Seriously, most television shows, movies, and adult rhetoric dismiss and disrespect teens. It’s not unusual for people to express sympathy to parents of teens. “It’s a hard time . . . I know . . . I hope you’re coping okay.” Stephen Colbert once quipped, “Nobody likes teenagers.” Even Mark Twain had his funny and famous disrespectful quotable quote on teens. Remember:

“When I was a boy of 14, my father was so ignorant I could hardly stand to have the old man around. But when I got to be 21, I was astonished at how much the old man had learned in seven years.”

This is a clever way of suggesting that teens don’t recognize their parents’ wisdom. Although this is partly true, I’m guessing most teens don’t find it especially hilarious. Especially if their parents are treating them in ways that most of us would rather not be treated.

And now the neuroscientists have piled on with their fancy brain images. We have scientific evidence to prove, beyond any doubt, that the brains of teens aren’t fully developed. Those poor pathetic teens; their brains aren’t even fully wired up. How can we expect them to engage in mature and rational behavior? Maybe we should just keep them in cages to prevent them from getting themselves in trouble until their brain wiring matures.

This might be a good idea, but then how do we explain the occasionally immature and irrational behavior and thinking of adults? I mean, I know we’re supposed to be superior and all that, but I have to say that I’ve sometimes seen teens acting mature and adults acting otherwise. How could this be possible when we know—based on fancy brain images—that the adult brain is neurologically all-wired-up and the teen brain is under construction? Personally (and professionally), I think the neuroscience focus on underdeveloped “teen brains” is mostly (but not completely) a form of highly scientifically refined excrement from a male bovine designed to help adults and parents feel better about themselves.
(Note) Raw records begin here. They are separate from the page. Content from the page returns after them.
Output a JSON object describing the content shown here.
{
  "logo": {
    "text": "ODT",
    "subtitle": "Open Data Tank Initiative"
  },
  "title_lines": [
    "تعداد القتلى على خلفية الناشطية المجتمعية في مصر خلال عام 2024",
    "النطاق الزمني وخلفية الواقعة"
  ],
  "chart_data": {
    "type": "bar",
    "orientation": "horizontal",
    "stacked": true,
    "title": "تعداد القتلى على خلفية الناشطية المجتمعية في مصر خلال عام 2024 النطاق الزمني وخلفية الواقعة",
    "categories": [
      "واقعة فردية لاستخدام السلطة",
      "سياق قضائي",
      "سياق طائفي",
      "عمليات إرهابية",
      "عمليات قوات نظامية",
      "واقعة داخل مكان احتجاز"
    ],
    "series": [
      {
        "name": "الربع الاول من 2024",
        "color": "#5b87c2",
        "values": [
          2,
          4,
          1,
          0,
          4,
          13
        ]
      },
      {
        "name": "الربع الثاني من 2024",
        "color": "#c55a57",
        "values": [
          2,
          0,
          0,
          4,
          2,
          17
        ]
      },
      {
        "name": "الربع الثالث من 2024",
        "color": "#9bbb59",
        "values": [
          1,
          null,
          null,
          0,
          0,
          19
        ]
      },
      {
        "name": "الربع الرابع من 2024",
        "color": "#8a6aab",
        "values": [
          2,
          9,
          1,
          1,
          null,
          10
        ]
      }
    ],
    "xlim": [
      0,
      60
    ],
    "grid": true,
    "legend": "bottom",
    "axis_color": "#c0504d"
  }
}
And therein lies my point: I propose that we start treating teens with the respect that we traditionally reserve for ourselves and each other . . . because if we continue to disrespect teenagers and lower our expectations for their mature behavior . . . the more our expectations for teenagers are likely to come true.

John and his sister, Peggy, acting immature even though their brains are completely wired up.